Western business have been slower at adopting social networks such as Facebook than their rivals in developing countries, according to a report by KPMG.
The report found firms in China, India and Brazil were 20-30% more likely to use social media than companies in developed countries such as the UK.
KPMG surveyed 1,850 managers and 2,016 employees from 10 countries.
On average, it found that 70% of companies now use social media.
"The emerging markets seem to be quickly finding that social networks offer a relatively low-cost opportunity to leapfrog the competition in developed markets," said Tudor Aw, KPMG's head of technology, Europe.
"The rapid adoption of social media in emerging market countries may also be attributed to a lower dependence on 'legacy systems'," such as email, he added.
The survey comes after French IT services giant Atos announced it was to scrap internal emails at the business by 2014.

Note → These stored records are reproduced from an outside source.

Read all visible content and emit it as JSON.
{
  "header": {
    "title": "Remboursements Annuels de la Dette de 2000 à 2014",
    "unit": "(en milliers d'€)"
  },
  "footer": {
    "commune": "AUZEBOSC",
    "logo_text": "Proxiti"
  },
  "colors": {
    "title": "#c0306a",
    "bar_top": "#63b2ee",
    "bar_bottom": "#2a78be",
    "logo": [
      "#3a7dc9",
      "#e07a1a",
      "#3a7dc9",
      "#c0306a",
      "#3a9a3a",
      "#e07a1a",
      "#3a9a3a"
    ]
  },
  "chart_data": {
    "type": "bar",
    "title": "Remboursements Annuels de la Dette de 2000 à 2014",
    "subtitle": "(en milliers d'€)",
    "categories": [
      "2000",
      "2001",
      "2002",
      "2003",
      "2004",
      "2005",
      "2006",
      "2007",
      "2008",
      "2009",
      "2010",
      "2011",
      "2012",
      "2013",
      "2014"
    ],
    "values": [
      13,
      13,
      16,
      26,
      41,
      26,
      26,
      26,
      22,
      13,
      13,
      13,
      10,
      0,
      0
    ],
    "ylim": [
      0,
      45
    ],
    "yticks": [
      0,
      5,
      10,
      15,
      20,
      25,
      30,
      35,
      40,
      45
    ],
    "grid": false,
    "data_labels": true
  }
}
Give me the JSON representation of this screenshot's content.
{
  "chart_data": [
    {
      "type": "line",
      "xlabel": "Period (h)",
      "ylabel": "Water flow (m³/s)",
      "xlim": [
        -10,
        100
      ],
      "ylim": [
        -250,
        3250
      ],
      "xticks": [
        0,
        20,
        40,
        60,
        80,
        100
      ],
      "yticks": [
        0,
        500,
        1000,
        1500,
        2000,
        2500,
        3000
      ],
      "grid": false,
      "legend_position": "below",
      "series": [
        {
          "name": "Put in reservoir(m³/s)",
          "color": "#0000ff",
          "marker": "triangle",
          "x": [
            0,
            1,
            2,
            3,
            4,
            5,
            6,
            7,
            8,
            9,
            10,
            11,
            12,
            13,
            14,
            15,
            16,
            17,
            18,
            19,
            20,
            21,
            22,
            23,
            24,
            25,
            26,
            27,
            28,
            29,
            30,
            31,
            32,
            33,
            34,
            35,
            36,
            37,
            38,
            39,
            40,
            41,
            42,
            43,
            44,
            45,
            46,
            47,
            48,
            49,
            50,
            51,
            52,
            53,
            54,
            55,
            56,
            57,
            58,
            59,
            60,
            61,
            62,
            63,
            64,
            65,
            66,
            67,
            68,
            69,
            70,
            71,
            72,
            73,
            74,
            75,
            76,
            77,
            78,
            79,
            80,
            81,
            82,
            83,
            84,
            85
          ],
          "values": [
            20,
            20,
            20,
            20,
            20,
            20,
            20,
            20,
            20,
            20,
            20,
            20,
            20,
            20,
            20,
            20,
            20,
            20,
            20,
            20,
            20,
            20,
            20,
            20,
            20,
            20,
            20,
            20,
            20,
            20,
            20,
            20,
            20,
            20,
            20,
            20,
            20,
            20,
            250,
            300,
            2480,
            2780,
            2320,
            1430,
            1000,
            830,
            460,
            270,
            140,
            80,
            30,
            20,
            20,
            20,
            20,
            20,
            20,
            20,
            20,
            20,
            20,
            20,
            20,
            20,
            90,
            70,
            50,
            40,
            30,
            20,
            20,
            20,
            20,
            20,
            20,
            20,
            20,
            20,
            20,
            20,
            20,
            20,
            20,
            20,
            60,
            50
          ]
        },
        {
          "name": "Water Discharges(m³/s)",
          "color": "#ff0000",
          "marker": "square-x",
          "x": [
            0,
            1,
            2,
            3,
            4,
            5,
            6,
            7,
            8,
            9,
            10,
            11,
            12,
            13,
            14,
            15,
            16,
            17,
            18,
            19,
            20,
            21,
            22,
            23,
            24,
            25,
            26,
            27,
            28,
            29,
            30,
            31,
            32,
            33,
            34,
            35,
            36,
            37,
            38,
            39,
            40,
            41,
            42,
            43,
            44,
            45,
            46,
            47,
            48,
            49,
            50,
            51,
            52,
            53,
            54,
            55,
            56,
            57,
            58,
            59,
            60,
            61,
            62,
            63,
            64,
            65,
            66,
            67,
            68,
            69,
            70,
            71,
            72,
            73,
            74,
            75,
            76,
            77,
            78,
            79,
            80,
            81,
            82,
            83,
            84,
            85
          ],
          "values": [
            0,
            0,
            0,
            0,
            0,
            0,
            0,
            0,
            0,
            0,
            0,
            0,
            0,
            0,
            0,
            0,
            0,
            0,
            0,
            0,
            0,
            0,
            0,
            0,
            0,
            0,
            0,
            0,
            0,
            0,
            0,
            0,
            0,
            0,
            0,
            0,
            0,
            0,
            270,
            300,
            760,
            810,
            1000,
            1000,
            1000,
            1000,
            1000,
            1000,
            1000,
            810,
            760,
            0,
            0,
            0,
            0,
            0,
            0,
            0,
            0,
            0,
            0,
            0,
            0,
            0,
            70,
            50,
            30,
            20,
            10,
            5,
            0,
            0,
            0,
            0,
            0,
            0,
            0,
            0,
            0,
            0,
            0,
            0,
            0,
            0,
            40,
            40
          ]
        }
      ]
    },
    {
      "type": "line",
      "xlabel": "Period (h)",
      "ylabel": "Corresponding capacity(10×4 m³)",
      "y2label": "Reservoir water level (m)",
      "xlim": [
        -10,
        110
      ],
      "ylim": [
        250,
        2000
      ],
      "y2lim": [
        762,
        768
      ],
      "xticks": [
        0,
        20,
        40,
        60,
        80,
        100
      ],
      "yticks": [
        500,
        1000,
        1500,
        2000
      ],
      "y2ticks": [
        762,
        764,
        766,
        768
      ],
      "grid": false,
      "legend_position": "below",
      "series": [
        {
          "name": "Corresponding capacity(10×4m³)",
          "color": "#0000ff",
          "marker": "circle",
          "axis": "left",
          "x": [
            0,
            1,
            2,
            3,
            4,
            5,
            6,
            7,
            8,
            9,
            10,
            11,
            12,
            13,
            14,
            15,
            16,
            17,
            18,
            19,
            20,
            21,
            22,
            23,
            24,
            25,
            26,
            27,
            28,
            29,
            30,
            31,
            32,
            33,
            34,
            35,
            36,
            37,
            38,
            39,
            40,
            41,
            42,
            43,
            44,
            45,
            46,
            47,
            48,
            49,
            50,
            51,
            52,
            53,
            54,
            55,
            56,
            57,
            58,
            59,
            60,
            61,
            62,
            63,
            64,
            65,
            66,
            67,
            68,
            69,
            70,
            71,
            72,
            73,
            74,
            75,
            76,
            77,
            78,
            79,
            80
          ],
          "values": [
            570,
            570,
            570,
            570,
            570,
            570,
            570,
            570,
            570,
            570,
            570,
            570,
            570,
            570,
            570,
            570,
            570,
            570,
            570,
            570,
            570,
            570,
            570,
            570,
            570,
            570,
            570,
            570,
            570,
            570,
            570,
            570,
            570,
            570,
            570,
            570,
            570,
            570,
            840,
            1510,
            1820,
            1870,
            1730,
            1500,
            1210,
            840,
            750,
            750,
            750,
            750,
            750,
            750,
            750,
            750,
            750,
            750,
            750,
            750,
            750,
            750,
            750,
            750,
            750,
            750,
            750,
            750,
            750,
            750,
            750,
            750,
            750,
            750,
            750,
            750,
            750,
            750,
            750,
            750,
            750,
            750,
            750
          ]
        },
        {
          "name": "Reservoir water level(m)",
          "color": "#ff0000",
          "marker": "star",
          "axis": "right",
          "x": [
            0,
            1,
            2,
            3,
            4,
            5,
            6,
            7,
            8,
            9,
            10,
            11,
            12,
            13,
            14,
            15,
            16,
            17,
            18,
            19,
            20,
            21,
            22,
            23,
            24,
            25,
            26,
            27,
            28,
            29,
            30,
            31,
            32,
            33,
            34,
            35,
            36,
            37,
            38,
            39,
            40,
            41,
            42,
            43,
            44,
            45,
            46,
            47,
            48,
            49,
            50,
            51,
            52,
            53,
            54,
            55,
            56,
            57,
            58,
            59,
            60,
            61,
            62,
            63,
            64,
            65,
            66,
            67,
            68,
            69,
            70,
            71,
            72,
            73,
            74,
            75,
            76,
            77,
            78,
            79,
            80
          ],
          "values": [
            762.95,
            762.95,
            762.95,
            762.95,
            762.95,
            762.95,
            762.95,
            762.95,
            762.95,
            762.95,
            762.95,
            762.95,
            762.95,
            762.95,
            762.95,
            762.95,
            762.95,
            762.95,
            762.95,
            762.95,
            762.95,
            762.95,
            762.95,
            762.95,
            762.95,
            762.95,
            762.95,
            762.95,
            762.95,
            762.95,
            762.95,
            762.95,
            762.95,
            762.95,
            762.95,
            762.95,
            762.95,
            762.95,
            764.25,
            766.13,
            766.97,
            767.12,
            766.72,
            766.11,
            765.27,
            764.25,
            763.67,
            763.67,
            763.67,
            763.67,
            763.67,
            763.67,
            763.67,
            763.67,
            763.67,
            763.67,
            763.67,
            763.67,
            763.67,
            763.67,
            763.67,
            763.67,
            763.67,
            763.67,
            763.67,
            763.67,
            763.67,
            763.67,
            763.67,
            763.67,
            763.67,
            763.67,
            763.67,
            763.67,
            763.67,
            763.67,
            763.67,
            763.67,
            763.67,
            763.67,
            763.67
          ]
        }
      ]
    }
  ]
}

The firm's chief executive, Thierry Breton, told the BBC that his employees were wasting hours of their time checking messages which were not useful, fearful of missing something important.
The company is already carrying out trials of instant messaging tools and other alternatives to email based on social networks.
The KPMG report found that employees banned from using these networks often use them anyway.
One third of employees surveyed whose firm had blocked access used workarounds to get onto social network sites.
Social media take-up
KPMG's survey found that 98% managers at firms in China and 95% of managers in Brazil said they use social media at least several times a week, compared with 80% of managers in the UK.
Only 48% of UK companies use networks such as Twitter and Facebook to communicate with suppliers, clients and customers.
That compares with 72% in the US and 83% in China.
However, the report found that UK firms had fewer problems using the internet for social purposes compared with their rivals overseas.